Kommentar:Adieu, Alain Juppé

Es hätte schlimmer kommen können, mag sich der Angeklagte nach dem Antrag des Staatsanwalts gedacht haben, und dann kam es schlimmer.

Von Gerd Kröncke

Achtzehn Monate Gefängnis mit Bewährung, das bedeutet die Unwählbarkeit für Alain Juppé, den starken Mann der Präsidentenpartei UMP. Obwohl er in die Berufung geht, dürfte mit dem Urteil seine glänzende Laufbahn zu Ende sein. Der Mann, der Nachfolger Jacques Chiracs werden wollte, muss nun Abschied nehmen von allen Ambitionen.
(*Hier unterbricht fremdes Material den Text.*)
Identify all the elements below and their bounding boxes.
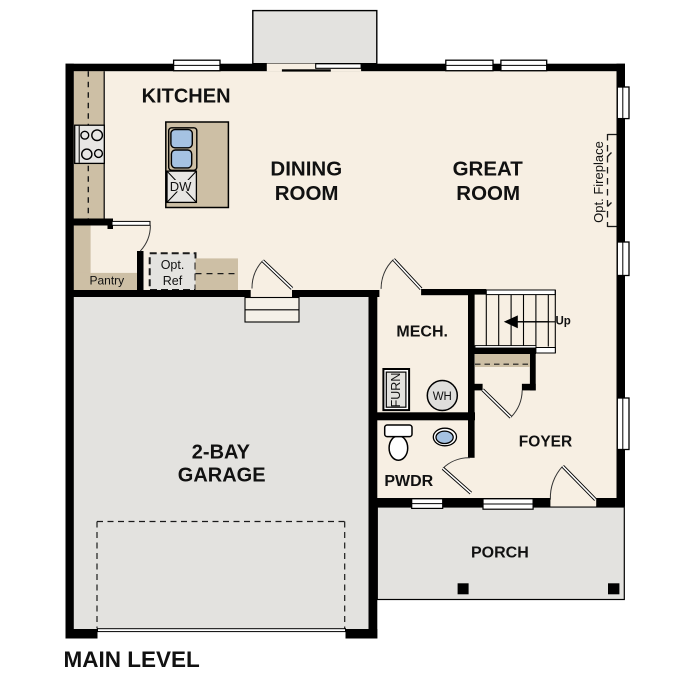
svg-text:ROOM: ROOM	[275, 182, 339, 205]
svg-text:PWDR: PWDR	[384, 473, 433, 490]
svg-text:WH: WH	[433, 391, 452, 403]
svg-text:ROOM: ROOM	[456, 182, 520, 205]
svg-text:GREAT: GREAT	[453, 157, 524, 180]
svg-text:DINING: DINING	[270, 157, 342, 180]
svg-text:Pantry: Pantry	[90, 273, 125, 287]
svg-text:GARAGE: GARAGE	[178, 465, 266, 487]
svg-text:MAIN LEVEL: MAIN LEVEL	[64, 647, 201, 672]
svg-text:FURN: FURN	[389, 373, 403, 408]
svg-text:Ref: Ref	[163, 274, 183, 288]
svg-text:PORCH: PORCH	[471, 544, 529, 561]
svg-text:FOYER: FOYER	[519, 433, 572, 450]
svg-text:MECH.: MECH.	[396, 324, 448, 341]
svg-text:KITCHEN: KITCHEN	[142, 85, 231, 107]
svg-text:Opt.: Opt.	[161, 258, 185, 272]
svg-text:Up: Up	[556, 316, 571, 328]
svg-text:Opt. Fireplace: Opt. Fireplace	[591, 141, 606, 223]
svg-text:2-BAY: 2-BAY	[192, 441, 251, 463]
svg-text:DW: DW	[170, 179, 192, 194]
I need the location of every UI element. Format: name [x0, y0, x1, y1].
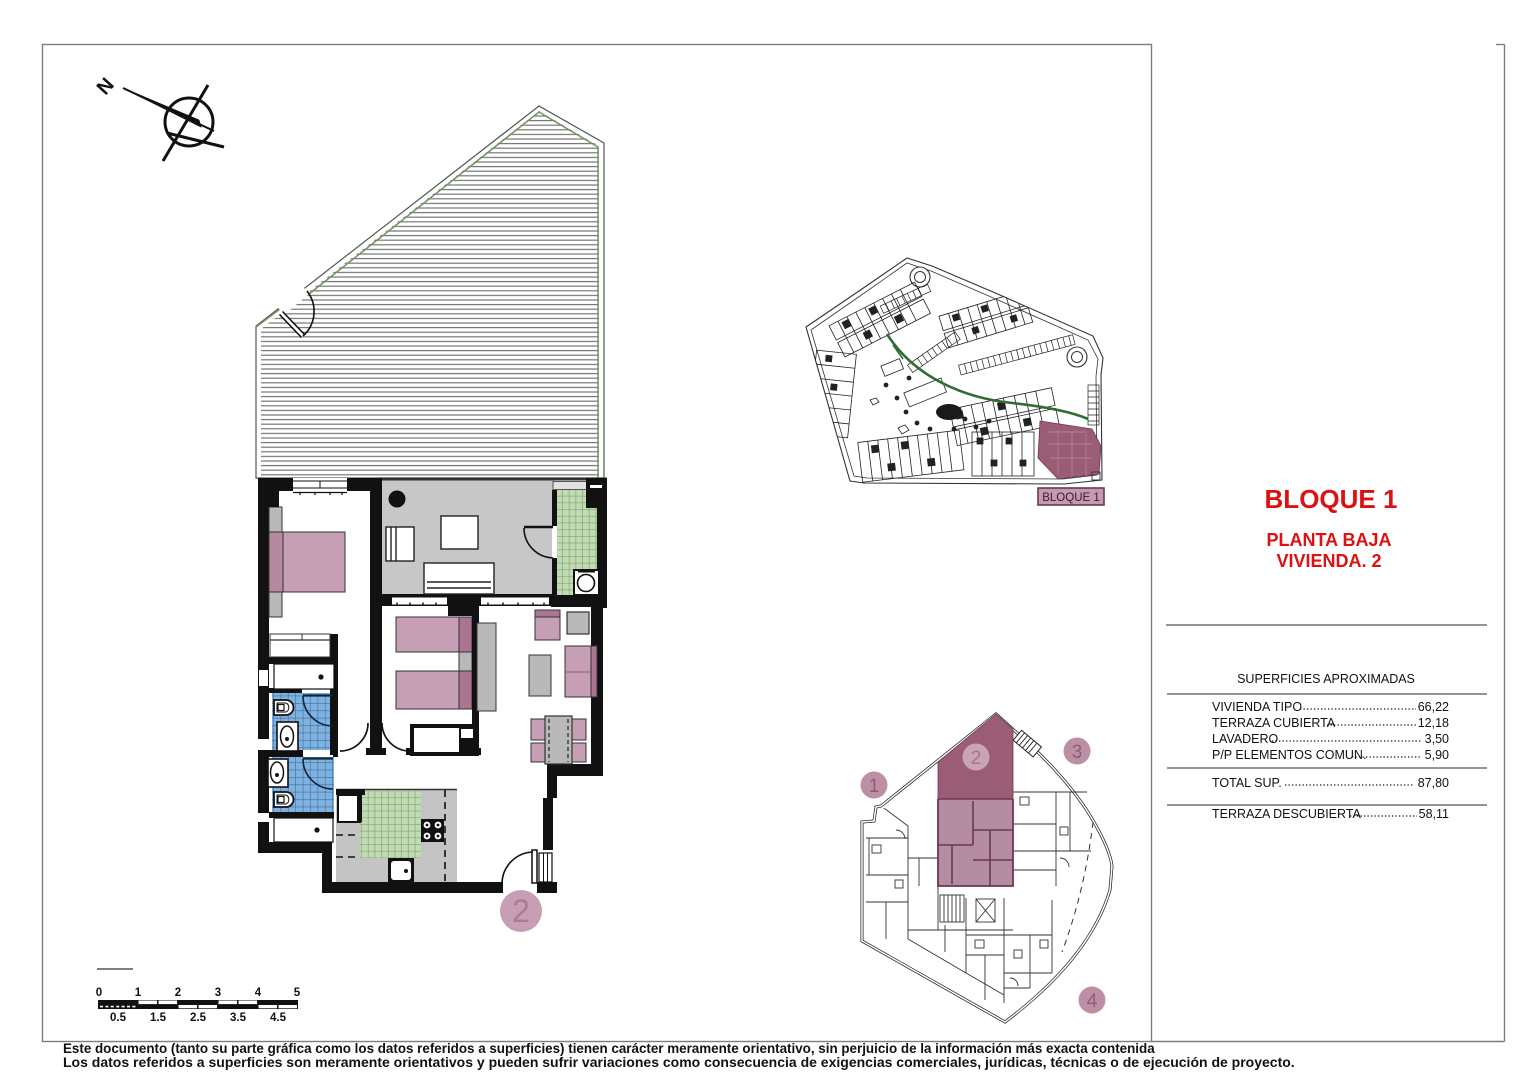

Dabei hat Juppé in dieser Parteispendenaffäre auch den Kopf hingehalten für seinen Präsidenten. Denn Chirac ist zwar immun, aber auch er dürfte von den Tricksereien im Pariser Hôtel de Ville gewusst haben. Und wenn er einmal nicht mehr Präsident ist, könnte ihn diese Affäre theoretisch noch einholen.

Das Urteil wird die französische Politik verändern

Die Folgen des Urteils werden die französische Politik verändern. Schon seit längerem sieht Chirac in seinem eigenen Innenminister eine Konkurrenz heranwachsen, der ehrgeizige Nicolas Sarkozy ist zum Rivalen geworden. Juppé galt als der Mann, der den Emporkömmling noch am ehesten hätte stoppen können. Nun will Sarkozy sein Nachfolger als Parteichef werden, mit Blick auf den Elysée.

Es war Juppé selbst, der seinen endgültigen Abschied von der Politik für den nun eingetretenen Fall angekündigt hatte. Der Mehrheitspartei steht eine schwere Krise bevor. In zwei Monaten werden die Regionalparlamente gewählt, eine deutliche Niederlage würde auch Chirac schaden.

Juppé muss sich mit 58 Jahren einen neuen Job suchen. Er war, wie ihn Chirac einmal vor Parteifreunden lobte, "der Beste von uns allen". Nun kann er nicht einmal mehr Bürgermeister der schönen Stadt Bordeaux bleiben.